Financial regulators have
gained particular prominence during our current economic crisis. Recently, the
Obama administration and Congress have examined the possibility of creating a “super”
regulator who would oversee all financial institutions. It does not appear that
Congress will create this type of central regulator. The National Credit Union
Administration (NCUA) will continue to hold the position as the regulatory body
for federal credit unions throughout the United States. I’m certain that the
name Deborah Matz is not familiar to most credit union members. She is notable
for being President Barack Obama’s nominee as Chair of the National Credit
Union Administration.

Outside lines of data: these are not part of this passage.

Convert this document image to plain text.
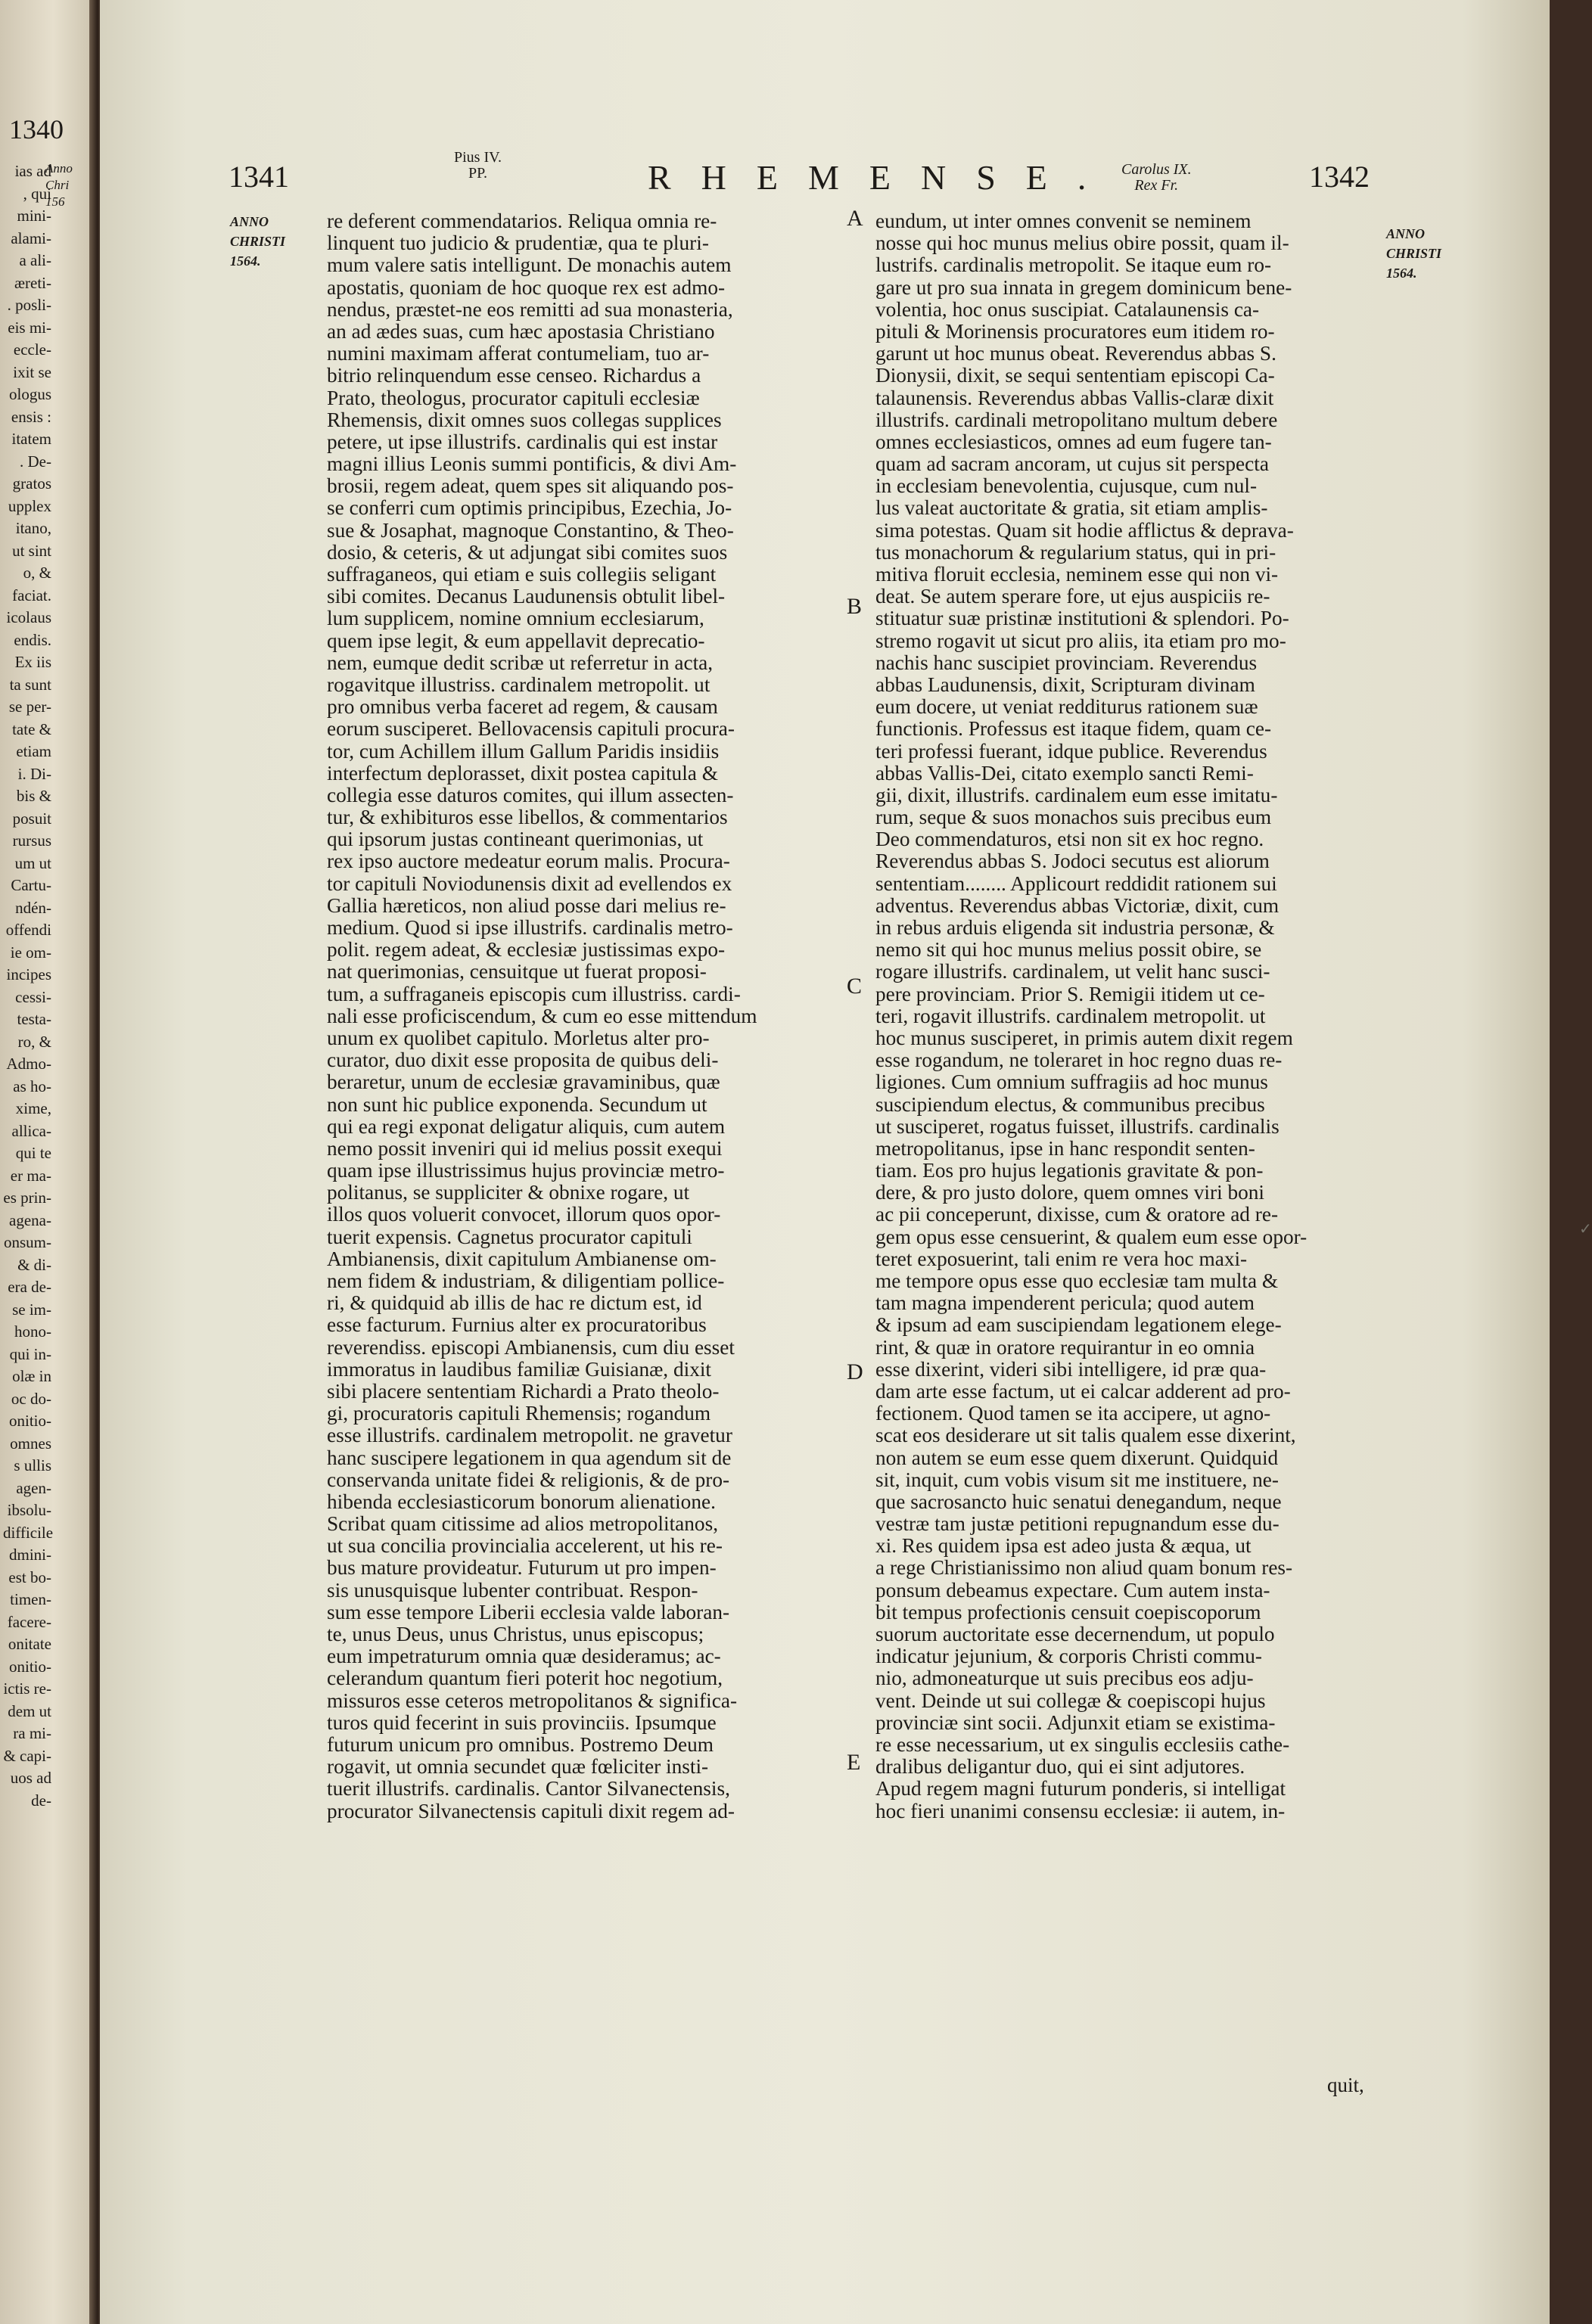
1340
ias ad
, qui
mini-
alami-
a ali-
æreti-
. posli-
eis mi-
eccle-
ixit se
ologus
ensis :
itatem
. De-
gratos
upplex
itano,
ut sint
o, &
faciat.
icolaus
endis.
Ex iis
ta sunt
se per-
tate &
etiam
i. Di-
bis &
posuit
rursus
um ut
Cartu-
ndén-
offendi
ie om-
incipes
cessi-
testa-
ro, &
Admo-
as ho-
xime,
allica-
qui te
er ma-
es prin-
agena-
onsum-
& di-
era de-
se im-
hono-
qui in-
olæ in
oc do-
onitio-
omnes
s ullis
agen-
ibsolu-
difficile
dmini-
est bo-
timen-
facere-
onitate
onitio-
ictis re-
dem ut
ra mi-
& capi-
uos ad
de-
Anno
Chri
156
1341
Pius IV.
PP.	RHEMENSE. Carolus IX.
Rex Fr.	1342
ANNO
CHRISTI
1564.
ANNO
CHRISTI
1564.
re deferent commendatarios. Reliqua omnia re-
linquent tuo judicio & prudentiæ, qua te pluri-
mum valere satis intelligunt. De monachis autem
apostatis, quoniam de hoc quoque rex est admo-
nendus, præstet-ne eos remitti ad sua monasteria,
an ad ædes suas, cum hæc apostasia Christiano
numini maximam afferat contumeliam, tuo ar-
bitrio relinquendum esse censeo. Richardus a
Prato, theologus, procurator capituli ecclesiæ
Rhemensis, dixit omnes suos collegas supplices
petere, ut ipse illustrifs. cardinalis qui est instar
magni illius Leonis summi pontificis, & divi Am-
brosii, regem adeat, quem spes sit aliquando pos-
se conferri cum optimis principibus, Ezechia, Jo-
sue & Josaphat, magnoque Constantino, & Theo-
dosio, & ceteris, & ut adjungat sibi comites suos
suffraganeos, qui etiam e suis collegiis seligant
sibi comites. Decanus Laudunensis obtulit libel-
lum supplicem, nomine omnium ecclesiarum,
quem ipse legit, & eum appellavit deprecatio-
nem, eumque dedit scribæ ut referretur in acta,
rogavitque illustriss. cardinalem metropolit. ut
pro omnibus verba faceret ad regem, & causam
eorum susciperet. Bellovacensis capituli procura-
tor, cum Achillem illum Gallum Paridis insidiis
interfectum deplorasset, dixit postea capitula &
collegia esse daturos comites, qui illum assecten-
tur, & exhibituros esse libellos, & commentarios
qui ipsorum justas contineant querimonias, ut
rex ipso auctore medeatur eorum malis. Procura-
tor capituli Noviodunensis dixit ad evellendos ex
Gallia hæreticos, non aliud posse dari melius re-
medium. Quod si ipse illustrifs. cardinalis metro-
polit. regem adeat, & ecclesiæ justissimas expo-
nat querimonias, censuitque ut fuerat proposi-
tum, a suffraganeis episcopis cum illustriss. cardi-
nali esse proficiscendum, & cum eo esse mittendum
unum ex quolibet capitulo. Morletus alter pro-
curator, duo dixit esse proposita de quibus deli-
beraretur, unum de ecclesiæ gravaminibus, quæ
non sunt hic publice exponenda. Secundum ut
qui ea regi exponat deligatur aliquis, cum autem
nemo possit inveniri qui id melius possit exequi
quam ipse illustrissimus hujus provinciæ metro-
politanus, se suppliciter & obnixe rogare, ut
illos quos voluerit convocet, illorum quos opor-
tuerit expensis. Cagnetus procurator capituli
Ambianensis, dixit capitulum Ambianense om-
nem fidem & industriam, & diligentiam pollice-
ri, & quidquid ab illis de hac re dictum est, id
esse facturum. Furnius alter ex procuratoribus
reverendiss. episcopi Ambianensis, cum diu esset
immoratus in laudibus familiæ Guisianæ, dixit
sibi placere sententiam Richardi a Prato theolo-
gi, procuratoris capituli Rhemensis; rogandum
esse illustrifs. cardinalem metropolit. ne gravetur
hanc suscipere legationem in qua agendum sit de
conservanda unitate fidei & religionis, & de pro-
hibenda ecclesiasticorum bonorum alienatione.
Scribat quam citissime ad alios metropolitanos,
ut sua concilia provincialia accelerent, ut his re-
bus mature provideatur. Futurum ut pro impen-
sis unusquisque lubenter contribuat. Respon-
sum esse tempore Liberii ecclesia valde laboran-
te, unus Deus, unus Christus, unus episcopus;
eum impetraturum omnia quæ desideramus; ac-
celerandum quantum fieri poterit hoc negotium,
missuros esse ceteros metropolitanos & significa-
turos quid fecerint in suis provinciis. Ipsumque
futurum unicum pro omnibus. Postremo Deum
rogavit, ut omnia secundet quæ fœliciter insti-
tuerit illustrifs. cardinalis. Cantor Silvanectensis,
procurator Silvanectensis capituli dixit regem ad-
eundum, ut inter omnes convenit se neminem
nosse qui hoc munus melius obire possit, quam il-
lustrifs. cardinalis metropolit. Se itaque eum ro-
gare ut pro sua innata in gregem dominicum bene-
volentia, hoc onus suscipiat. Catalaunensis ca-
pituli & Morinensis procuratores eum itidem ro-
garunt ut hoc munus obeat. Reverendus abbas S.
Dionysii, dixit, se sequi sententiam episcopi Ca-
talaunensis. Reverendus abbas Vallis-claræ dixit
illustrifs. cardinali metropolitano multum debere
omnes ecclesiasticos, omnes ad eum fugere tan-
quam ad sacram ancoram, ut cujus sit perspecta
in ecclesiam benevolentia, cujusque, cum nul-
lus valeat auctoritate & gratia, sit etiam amplis-
sima potestas. Quam sit hodie afflictus & deprava-
tus monachorum & regularium status, qui in pri-
mitiva floruit ecclesia, neminem esse qui non vi-
deat. Se autem sperare fore, ut ejus auspiciis re-
stituatur suæ pristinæ institutioni & splendori. Po-
stremo rogavit ut sicut pro aliis, ita etiam pro mo-
nachis hanc suscipiet provinciam. Reverendus
abbas Laudunensis, dixit, Scripturam divinam
eum docere, ut veniat redditurus rationem suæ
functionis. Professus est itaque fidem, quam ce-
teri professi fuerant, idque publice. Reverendus
abbas Vallis-Dei, citato exemplo sancti Remi-
gii, dixit, illustrifs. cardinalem eum esse imitatu-
rum, seque & suos monachos suis precibus eum
Deo commendaturos, etsi non sit ex hoc regno.
Reverendus abbas S. Jodoci secutus est aliorum
sententiam........ Applicourt reddidit rationem sui
adventus. Reverendus abbas Victoriæ, dixit, cum
in rebus arduis eligenda sit industria personæ, &
nemo sit qui hoc munus melius possit obire, se
rogare illustrifs. cardinalem, ut velit hanc susci-
pere provinciam. Prior S. Remigii itidem ut ce-
teri, rogavit illustrifs. cardinalem metropolit. ut
hoc munus susciperet, in primis autem dixit regem
esse rogandum, ne toleraret in hoc regno duas re-
ligiones. Cum omnium suffragiis ad hoc munus
suscipiendum electus, & communibus precibus
ut susciperet, rogatus fuisset, illustrifs. cardinalis
metropolitanus, ipse in hanc respondit senten-
tiam. Eos pro hujus legationis gravitate & pon-
dere, & pro justo dolore, quem omnes viri boni
ac pii conceperunt, dixisse, cum & oratore ad re-
gem opus esse censuerint, & qualem eum esse opor-
teret exposuerint, tali enim re vera hoc maxi-
me tempore opus esse quo ecclesiæ tam multa &
tam magna impenderent pericula; quod autem
& ipsum ad eam suscipiendam legationem elege-
rint, & quæ in oratore requirantur in eo omnia
esse dixerint, videri sibi intelligere, id præ qua-
dam arte esse factum, ut ei calcar adderent ad pro-
fectionem. Quod tamen se ita accipere, ut agno-
scat eos desiderare ut sit talis qualem esse dixerint,
non autem se eum esse quem dixerunt. Quidquid
sit, inquit, cum vobis visum sit me instituere, ne-
que sacrosancto huic senatui denegandum, neque
vestræ tam justæ petitioni repugnandum esse du-
xi. Res quidem ipsa est adeo justa & æqua, ut
a rege Christianissimo non aliud quam bonum res-
ponsum debeamus expectare. Cum autem insta-
bit tempus profectionis censuit coepiscoporum
suorum auctoritate esse decernendum, ut populo
indicatur jejunium, & corporis Christi commu-
nio, admoneaturque ut suis precibus eos adju-
vent. Deinde ut sui collegæ & coepiscopi hujus
provinciæ sint socii. Adjunxit etiam se existima-
re esse necessarium, ut ex singulis ecclesiis cathe-
dralibus deligantur duo, qui ei sint adjutores.
Apud regem magni futurum ponderis, si intelligat
hoc fieri unanimi consensu ecclesiæ: ii autem, in-
A
B
C
D
E
quit,
✓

The Senate Banking, Housing and Urban Affairs Committee
expressed their support for the nomination of Ms Matz by unanimous consent on
Thursday, July 30. Confirmation by the US Senate is expected before the August
recess. As the Deputy Assistant Secretary for Administration at the Department
of Agriculture under President Clinton she chaired the Loan Resolution Task
Force. Ms Matz who has an MA from Washington University is not new to the NCUA
Board. She served as a board member from March 2003 to September 2005. Ms Matz also
held the position of Executive Vice-President and Chief Operating Officer at Andrews
FCU in Suitland Md from 2005 to 2008. Her service as a member of the management
team of this $800M cooperative gave her an insider’s view of the challenges
faced by credit unions.
Ms Matz comments at her
July 22nd confirmation hearing give a window into her priorities if
she is confirmed as the Chair of NCUA. Ms Matz reviewed the major financial
challenges facing credit unions as a result of the damage the corporate credit
union system has sustained. She reminded Congressional Representatives that,
“While the severe economic
downturn which propelled the corporate credit union crisis was not predictable,
there are steps that could have been taken which might have mitigated or
prevented its effect on these institutions. In 2002, the last time NCUA wrote a
corporate regulation, I cast the lone vote against it. I did not believe the
crucial issue of risk concentration was adequately addressed. Additionally, I
believed that the investment authority being granted was overly broad and
permissive, particularly in light of the complexity of the financial
instruments that were available to the corporates.”
One of the first tasks that
Ms Matz faces if she is confirmed by the Senate will be to guide the corporate
credit union restructuring initiative which NCUA began in early 2009. If
she is confirmed, our members will be hearing more from Ms Matz and NCUA as they attempt
to steer credit unions through these difficult economic times.